Fillon, a former prime minister who wants to raise the retirement age, cut back social security and scrap the 35-hour working week, would easily beat National Front leader Marine Le Pen in a run-off second round, a flash opinion poll said right after his primaries victory. But to do that, the 62-year old former prime minister and admirer of late British prime minister Margaret Thatcher now faces the challenge of bringing voters behind a programme that promises radical change.
"I must now convince the whole country our project is the only one that can lift us up, for jobs, growth and to fight those fanatics that declared war on us," a visibly moved Fillon said at his campaign headquarters. "I will take up an unusual challenge for France: tell the truth and completely change its software," said Fillon, a racing car enthusiast who lives in a Loire valley chateau.
With votes from nearly all of 10,229 polling stations counted, Fillon had won 66.5% of the votes in the primaries organised by the centre-right Les Republicains party. 2017's presidentials in the euro zone's second-largest economy are shaping up to be another test of the strength of anti-establishment parties in Western countries, with French voters angry with stubbornly high unemployment and fearful after a wave of Islamist militant Attacks.

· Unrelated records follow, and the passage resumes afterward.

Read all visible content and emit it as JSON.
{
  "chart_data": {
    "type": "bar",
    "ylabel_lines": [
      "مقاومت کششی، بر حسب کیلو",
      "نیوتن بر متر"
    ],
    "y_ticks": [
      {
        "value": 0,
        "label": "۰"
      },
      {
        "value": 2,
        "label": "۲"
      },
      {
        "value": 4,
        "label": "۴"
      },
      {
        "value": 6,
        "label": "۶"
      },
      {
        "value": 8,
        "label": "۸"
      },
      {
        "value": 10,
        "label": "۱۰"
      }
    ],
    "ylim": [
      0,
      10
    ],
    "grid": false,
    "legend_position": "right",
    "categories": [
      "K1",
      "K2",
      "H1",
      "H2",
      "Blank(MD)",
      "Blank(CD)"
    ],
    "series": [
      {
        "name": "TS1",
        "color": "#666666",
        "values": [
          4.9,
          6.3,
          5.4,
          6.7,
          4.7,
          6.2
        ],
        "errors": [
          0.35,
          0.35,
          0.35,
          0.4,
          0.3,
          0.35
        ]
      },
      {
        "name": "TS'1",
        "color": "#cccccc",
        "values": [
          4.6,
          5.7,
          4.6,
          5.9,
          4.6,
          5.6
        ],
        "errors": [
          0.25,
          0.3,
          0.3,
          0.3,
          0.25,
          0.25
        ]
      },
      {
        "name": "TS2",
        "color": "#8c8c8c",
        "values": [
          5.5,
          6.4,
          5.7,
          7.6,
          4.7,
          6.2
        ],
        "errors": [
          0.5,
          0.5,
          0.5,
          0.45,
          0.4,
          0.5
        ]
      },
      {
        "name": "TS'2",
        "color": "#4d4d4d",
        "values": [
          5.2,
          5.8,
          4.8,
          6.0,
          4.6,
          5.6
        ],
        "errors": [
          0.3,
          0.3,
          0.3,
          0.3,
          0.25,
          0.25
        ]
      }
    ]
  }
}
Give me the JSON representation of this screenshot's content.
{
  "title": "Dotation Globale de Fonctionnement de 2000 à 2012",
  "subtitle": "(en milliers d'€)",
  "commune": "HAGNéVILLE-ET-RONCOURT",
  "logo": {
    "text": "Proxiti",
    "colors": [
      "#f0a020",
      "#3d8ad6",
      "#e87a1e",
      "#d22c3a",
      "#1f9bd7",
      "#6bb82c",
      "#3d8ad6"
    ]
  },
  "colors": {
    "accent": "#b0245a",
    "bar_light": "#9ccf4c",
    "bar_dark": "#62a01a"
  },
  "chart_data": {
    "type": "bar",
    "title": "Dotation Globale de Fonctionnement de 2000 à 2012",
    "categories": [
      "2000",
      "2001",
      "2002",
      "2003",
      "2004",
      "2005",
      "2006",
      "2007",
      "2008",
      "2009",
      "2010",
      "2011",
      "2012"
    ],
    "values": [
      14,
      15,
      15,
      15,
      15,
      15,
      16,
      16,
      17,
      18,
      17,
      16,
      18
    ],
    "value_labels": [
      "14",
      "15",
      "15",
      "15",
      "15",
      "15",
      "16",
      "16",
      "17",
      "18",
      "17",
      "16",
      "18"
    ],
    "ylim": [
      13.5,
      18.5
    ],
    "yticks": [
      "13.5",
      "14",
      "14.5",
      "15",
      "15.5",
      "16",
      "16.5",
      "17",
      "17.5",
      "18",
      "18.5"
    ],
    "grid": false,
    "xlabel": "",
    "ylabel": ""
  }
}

In a country that saw months of street protests earlier in 2016 against labour reforms that are much milder than those Fillon proposes, his far-reaching plans give both the ruling Socialists and Le Pen's National Front (FN) some hope that they can make a comeback.
Up until a couple of weeks ago they expected the centre-right candidate to be Alain Juppe, a more moderate proposition who had been a favourite in polls for months. "For us, he's a great candidate (to face in the ele ction)," said the National Front's Florian Philippot. "His project is so sharply different from ours."
Under the leadership of Le Pen, who took over from her father Jean-Marie in 2011, the FN has switched from an economically liberal, pro-small business party to one that promises to lower the retirement age and guarantee France's generous welfare safety net. Fillon plans to slash public spending by €100 billion over five years, scrap a tax on the wealthy and push the retirement age to 65 as well as increase VAT sales tax. "It's a programme of chaos. It's impossible that this austerity cure does not trigger chaos," Philippot said.
DIVIDED LEFT
All eyes now turn to whether the deeply unpopular President Francois Hollande will decide to run for the left-wing ticket in his party's primaries in January, amid signs that his prime minister, Manuel Valls, is considering a bid of his own. Close aides of Hollande have said he will run despite his deep unpopularity. Fillon lacks the broad appeal of the more centrist Juppe and his more radical economic reform plans could give Hollande a peg on which to base his candidacy.
But on Sunday, Hollande's prime minister Manuel Valls for the first time raised the prospect he could challenge Hollande as the Socialists' candidate in the 2017 presidential election, in a further sign of the left's divisions. Neither of them would get more than 9% of the votes in the first round of the presidential election and neither would qualify for the run-off, the Harris Interactive flash poll on Sunday showed.
Both Hollande's former economy minister Emmanuel Macron and leftist firebrand Jean-Luc Melenchon, would do much better, the poll showed. Both on Sunday reaffirmed that they would run in the presidentials and bypass the Socialist party's primaries - guaranteeing a split vote on the left.
Fillon's misgivings about gay marriage, and belief that immigrants should assimilate to French cultural values, could make him a more difficult opponent on social issues for the FN, and an easier target for the left. Fillon has also raised eyebrows in Germany by espousing warmer ties with Russia than Hollande has pursued.
Leading centre-right politicians, including the losers in the primaries, said unity after Sunday's vote was key to winning the presidency for Les Republicains. Juppe said he would support Fillon's campaign and former president Nicolas Sarkozy also called for unity. "The moment has now arrived for our political family to rally together around Francois Fillon in order to guarantee that France gets the alternative to the current policies that it needs more than ever before in 2017," Sarkozy said in a statement.